Employers pay people to be at work. If you have all this time off and still complete your work then I would suggest you should really be being given more work. If I could complete my full-time job on 4 days a week, it is not a full-time job and should not be paid as such.
If you are sick yourself all of this time, it is reasonable for a prospective employer to find that a risk they do not want to take.
If you are looking after sick children, it is reasonable for them to find that an unacceptable amount of time to have off. They employ people because they need the staff at work.
I don't understand what you are upset about. Lots of people work really long hours. Me and my DH regularly work 12 hour + days. Lots of people do. And lots of people don't have jobs.
Chin up and stop feeling badly done to.

tiredmummy34 Fri 15-Aug-14 15:40:50

Actually RocknRollNerd while I don't agree with the managerialism and presenteeism culture of our society I'm not an idiot. I know what the employers view is, which is why I've tried to explain the context to them. I also know that they need assurances, which I gave. It made no difference, which is why I think they are not quite au fait with the equalities act. I found the response I referred to constructive because it was thoughtful about prompting thinking about why I'm getting so sick.

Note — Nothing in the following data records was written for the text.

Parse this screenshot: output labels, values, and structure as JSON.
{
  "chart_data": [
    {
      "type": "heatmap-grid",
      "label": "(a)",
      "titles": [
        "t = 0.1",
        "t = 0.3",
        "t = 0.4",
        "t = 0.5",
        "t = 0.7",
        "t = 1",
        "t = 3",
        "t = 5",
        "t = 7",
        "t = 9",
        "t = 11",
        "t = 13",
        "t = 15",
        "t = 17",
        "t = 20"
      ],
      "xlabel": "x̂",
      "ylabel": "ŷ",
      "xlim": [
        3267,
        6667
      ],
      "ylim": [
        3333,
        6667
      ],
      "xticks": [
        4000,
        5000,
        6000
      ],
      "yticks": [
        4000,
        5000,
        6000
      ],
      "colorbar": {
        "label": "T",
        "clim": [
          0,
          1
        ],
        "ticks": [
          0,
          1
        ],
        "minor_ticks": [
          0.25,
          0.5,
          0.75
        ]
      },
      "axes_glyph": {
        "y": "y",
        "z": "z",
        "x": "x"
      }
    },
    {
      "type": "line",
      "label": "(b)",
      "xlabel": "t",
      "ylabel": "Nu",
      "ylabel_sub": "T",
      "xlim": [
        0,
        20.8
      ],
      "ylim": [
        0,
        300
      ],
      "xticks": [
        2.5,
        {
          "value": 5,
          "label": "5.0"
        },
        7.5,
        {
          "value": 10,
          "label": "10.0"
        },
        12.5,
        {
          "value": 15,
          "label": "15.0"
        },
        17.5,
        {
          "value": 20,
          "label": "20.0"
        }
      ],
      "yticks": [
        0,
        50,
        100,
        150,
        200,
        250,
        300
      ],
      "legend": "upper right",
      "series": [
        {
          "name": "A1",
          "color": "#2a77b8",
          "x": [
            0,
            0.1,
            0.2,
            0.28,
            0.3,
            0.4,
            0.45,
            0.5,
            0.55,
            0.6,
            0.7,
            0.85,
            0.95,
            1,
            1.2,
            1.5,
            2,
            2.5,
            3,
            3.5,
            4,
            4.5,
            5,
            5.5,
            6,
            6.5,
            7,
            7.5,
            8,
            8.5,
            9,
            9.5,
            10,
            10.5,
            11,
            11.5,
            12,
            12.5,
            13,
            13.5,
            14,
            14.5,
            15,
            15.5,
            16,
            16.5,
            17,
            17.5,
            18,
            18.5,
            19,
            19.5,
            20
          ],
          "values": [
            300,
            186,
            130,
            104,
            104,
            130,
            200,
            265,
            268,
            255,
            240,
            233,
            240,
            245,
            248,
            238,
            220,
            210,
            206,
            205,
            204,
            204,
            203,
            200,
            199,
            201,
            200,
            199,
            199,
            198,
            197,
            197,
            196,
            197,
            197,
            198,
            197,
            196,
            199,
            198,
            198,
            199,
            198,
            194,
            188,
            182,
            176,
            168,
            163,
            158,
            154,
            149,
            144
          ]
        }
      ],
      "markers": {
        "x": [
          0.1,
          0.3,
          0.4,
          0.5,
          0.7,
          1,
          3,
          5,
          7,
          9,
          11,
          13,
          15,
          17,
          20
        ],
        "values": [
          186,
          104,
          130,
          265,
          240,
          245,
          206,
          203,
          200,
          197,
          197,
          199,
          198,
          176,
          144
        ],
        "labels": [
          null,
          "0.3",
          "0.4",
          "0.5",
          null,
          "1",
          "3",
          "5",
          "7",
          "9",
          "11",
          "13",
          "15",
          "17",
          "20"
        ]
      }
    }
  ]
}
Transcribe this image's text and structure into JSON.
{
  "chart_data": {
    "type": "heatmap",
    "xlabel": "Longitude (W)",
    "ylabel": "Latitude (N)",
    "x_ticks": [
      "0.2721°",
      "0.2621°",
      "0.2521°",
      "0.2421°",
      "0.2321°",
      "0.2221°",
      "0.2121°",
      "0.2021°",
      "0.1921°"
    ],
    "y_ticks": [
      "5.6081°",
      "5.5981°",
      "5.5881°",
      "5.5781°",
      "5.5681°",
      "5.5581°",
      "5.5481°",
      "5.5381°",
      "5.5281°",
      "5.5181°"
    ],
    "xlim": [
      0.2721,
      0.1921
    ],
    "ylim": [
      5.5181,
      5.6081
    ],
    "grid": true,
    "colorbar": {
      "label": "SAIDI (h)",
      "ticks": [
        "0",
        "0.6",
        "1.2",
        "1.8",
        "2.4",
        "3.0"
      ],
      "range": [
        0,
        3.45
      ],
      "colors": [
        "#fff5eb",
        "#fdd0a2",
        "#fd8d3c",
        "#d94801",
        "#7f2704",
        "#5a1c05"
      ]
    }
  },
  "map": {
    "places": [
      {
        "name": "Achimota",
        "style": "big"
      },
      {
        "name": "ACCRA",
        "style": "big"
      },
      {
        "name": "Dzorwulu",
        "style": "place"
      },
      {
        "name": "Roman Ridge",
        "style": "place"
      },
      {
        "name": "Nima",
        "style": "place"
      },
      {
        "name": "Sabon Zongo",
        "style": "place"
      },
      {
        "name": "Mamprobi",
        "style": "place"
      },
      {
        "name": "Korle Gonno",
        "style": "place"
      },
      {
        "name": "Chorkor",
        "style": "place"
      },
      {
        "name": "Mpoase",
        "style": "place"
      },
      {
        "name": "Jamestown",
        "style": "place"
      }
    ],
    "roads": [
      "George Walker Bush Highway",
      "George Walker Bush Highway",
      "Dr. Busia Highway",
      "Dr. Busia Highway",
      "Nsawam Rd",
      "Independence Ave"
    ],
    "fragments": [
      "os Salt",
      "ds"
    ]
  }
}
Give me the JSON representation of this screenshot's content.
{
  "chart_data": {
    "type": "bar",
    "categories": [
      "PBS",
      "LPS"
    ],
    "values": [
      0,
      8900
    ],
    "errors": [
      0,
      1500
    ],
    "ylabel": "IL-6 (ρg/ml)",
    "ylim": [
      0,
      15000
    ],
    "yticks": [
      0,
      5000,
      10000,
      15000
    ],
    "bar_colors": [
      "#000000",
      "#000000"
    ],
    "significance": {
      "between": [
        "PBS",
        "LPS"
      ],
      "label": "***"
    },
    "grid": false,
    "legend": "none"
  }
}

There is a lot of good thinking out there about working mothers - see here www.slatergordon.co.uk/media-centre/press-releases/2014/08/working-mothers-careers-derailed-after-becoming-pregnant/ - which challenges employers perspectives.

CabbagePatchCheryl Fri 15-Aug-14 15:41:09

I think some of posters are confusing "advice" with "opinion". I'm not criticising - the OP did seem to be implicitly asking whether she'd been unfairly treated. But after several people (rightly) had given the opinion that her level of sickness was probably a deal-breaker for a lot of employers, what actual advice was given?

In fairness, I saw someone querying whether some context could be given up front next time, which was a good point. My point was that the OP needs to figure out how to go forward, not just be lectured at that she's had a lot of time off - that can't be changed.

OP - I'd say it depends whether you are generally happy in your job. If so, I'd advise staying put, trying to suss out what is the root cause of your ill health (is it mental health? Are you under too much strain at home? Do you have an underlying health issue?) and trying to work on improving your absence record so that next time you apply for another job, you can demonstrate a significant improvement. You may, as a previous poster said, have to be more proactive in discussing it with the potential employer before you see OH.

If you're unhappy in your job (which it sounds like maybe you are), then maybe a career rethink is needed. You will, though, still have the potential obstacle of your sickness record to overcome, so it might not be as simple as moving jobs. Of course, I don't know what's feasible for you but some things to think about would be retraining? becoming self-employed? going part-time?

Hope you can find a way to move on - I know how horrible it is to feel stuck.